When a short circuit occurs, the impedance level in the system, from energy generation to the consumer, drops dramatically. This means that the sum of the impedances in the line from source to load decreases, and in this case, the current reaches its maximum value. According to IEC and IEEE standards, unintentional or intentional contact of conductors with different voltages at low impedance is defined as a short circuit.
Causes of Short Circuit Faults
The causes of short-circuit faults are generally classified into internal and external factors. Common triggers include insulation weakening due to overloading, insulation aging, manufacturing defects, overvoltage effects, or external environmental factors (lightning, dirt, humidity, birds, icing, etc.). Human error (forgetting the grounding disconnect switch, incorrect maneuvers) can also create serious short-circuit risks.
The effects of short-circuit faults can be dangerous for system components: prolonged power outages, equipment failures, explosion risks, fires, and loss of life are among these effects. Therefore, appropriate circuit breakers and protection systems, along with selectivity analysis, are vital. For example, circuit breakers providing protection up to 200 kA at low voltage can open the circuit within milliseconds, while 40 kA levels are typical limits at medium voltage.
Short Circuit Parameters
To calculate the short-circuit current, certain parameters must be known:
Subtransient current (I’k): Instantaneous peak current at the moment of fault
Transient current (I’k): Short-duration current representing the transition
Continuous short-circuit current (Ik): Constant current when the system is in equilibrium
Ip impulse current (Ip): Maximum peak current value reached in a short time
Circuit breaker tripping current (Ib): The highest effective current that the circuit breaker can physically trip
During short-circuit analysis, a schematic model of the system should be created and the equivalent voltage source determined. This modeling is done by considering the impedances of the grid, generators, cables, transformers, and reactors. IEC standards use “voltage factor” definitions to determine equivalent voltage sources.
One of the most common methods for detecting short circuits in electrical systems is resistance testing using a multimeter. Short circuits in cables, transformer circuits, or electronic boards can be found using this method. These tests are critical in circuit designs supported by diodes, MOSFETs, and capacitors.
Types of Short Circuits
Short circuit fault types are basically divided into four categories:
Three-phase short circuit (symmetrical)
Phase-to-ground short circuit
Phase-to-phase short circuit
Phase-to-phase-to-ground short circuit
Phase-to-ground faults, in particular, are the most frequently encountered fault type in systems according to field experience. The “symmetrical components method” is used in the analysis of asymmetrical fault currents. In this method, complex systems are analyzed in a simpler way by creating positive, negative, and zero-component phase circuits.

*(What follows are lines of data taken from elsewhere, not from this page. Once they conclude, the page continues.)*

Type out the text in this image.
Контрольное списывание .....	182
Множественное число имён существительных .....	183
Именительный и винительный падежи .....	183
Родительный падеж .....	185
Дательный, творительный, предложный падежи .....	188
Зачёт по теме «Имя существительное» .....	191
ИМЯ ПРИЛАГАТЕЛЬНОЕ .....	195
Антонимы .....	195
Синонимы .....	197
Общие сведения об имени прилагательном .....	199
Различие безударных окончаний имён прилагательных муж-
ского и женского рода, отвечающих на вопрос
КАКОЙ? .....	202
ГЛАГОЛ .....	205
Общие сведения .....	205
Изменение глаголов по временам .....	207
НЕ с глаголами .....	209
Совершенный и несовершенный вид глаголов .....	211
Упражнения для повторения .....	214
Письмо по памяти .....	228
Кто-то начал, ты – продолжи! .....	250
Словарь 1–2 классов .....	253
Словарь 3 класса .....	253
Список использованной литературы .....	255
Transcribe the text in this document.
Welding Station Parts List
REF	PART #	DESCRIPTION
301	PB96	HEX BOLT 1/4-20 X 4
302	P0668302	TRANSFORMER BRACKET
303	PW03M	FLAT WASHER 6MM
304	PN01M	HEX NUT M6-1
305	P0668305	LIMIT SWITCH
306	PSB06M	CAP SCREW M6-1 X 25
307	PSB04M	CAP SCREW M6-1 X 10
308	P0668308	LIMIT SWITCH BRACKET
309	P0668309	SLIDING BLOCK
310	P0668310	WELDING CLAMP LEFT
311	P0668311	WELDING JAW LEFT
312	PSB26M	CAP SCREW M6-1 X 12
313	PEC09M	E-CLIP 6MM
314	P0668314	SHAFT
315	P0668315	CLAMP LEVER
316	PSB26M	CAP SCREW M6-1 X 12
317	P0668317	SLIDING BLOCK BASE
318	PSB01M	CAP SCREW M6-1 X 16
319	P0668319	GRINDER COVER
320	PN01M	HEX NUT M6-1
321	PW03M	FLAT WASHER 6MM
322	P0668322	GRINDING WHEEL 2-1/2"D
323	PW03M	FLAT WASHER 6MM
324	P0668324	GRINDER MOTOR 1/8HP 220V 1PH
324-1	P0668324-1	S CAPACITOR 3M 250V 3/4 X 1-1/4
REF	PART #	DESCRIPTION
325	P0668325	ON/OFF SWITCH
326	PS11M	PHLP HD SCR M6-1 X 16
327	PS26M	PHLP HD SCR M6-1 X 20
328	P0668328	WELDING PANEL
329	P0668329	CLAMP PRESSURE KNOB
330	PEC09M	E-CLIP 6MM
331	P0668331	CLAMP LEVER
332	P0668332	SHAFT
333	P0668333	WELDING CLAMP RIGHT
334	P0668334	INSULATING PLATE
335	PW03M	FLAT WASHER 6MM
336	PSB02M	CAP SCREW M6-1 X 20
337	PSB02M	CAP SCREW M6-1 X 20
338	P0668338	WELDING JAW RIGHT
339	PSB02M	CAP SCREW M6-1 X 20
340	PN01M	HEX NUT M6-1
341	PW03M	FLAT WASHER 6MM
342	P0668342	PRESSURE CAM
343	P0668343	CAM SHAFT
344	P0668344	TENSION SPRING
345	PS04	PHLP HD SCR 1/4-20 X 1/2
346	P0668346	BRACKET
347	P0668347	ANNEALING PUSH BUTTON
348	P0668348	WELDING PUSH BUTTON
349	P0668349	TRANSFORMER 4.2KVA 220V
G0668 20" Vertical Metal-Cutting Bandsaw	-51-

Thanks to software such as ETAP, PSCAD, and MATLAB Simulink, load flow and short circuit analyses in power systems are performed digitally. This increases accuracy in field applications and allows for the development of protection solutions by predicting potential risks in advance.
In conclusion, a short circuit is not just an electrical fault, but a serious situation that threatens the integrity of the system and life safety. Therefore, short circuit risks should be professionally analyzed at all stages, from design to maintenance.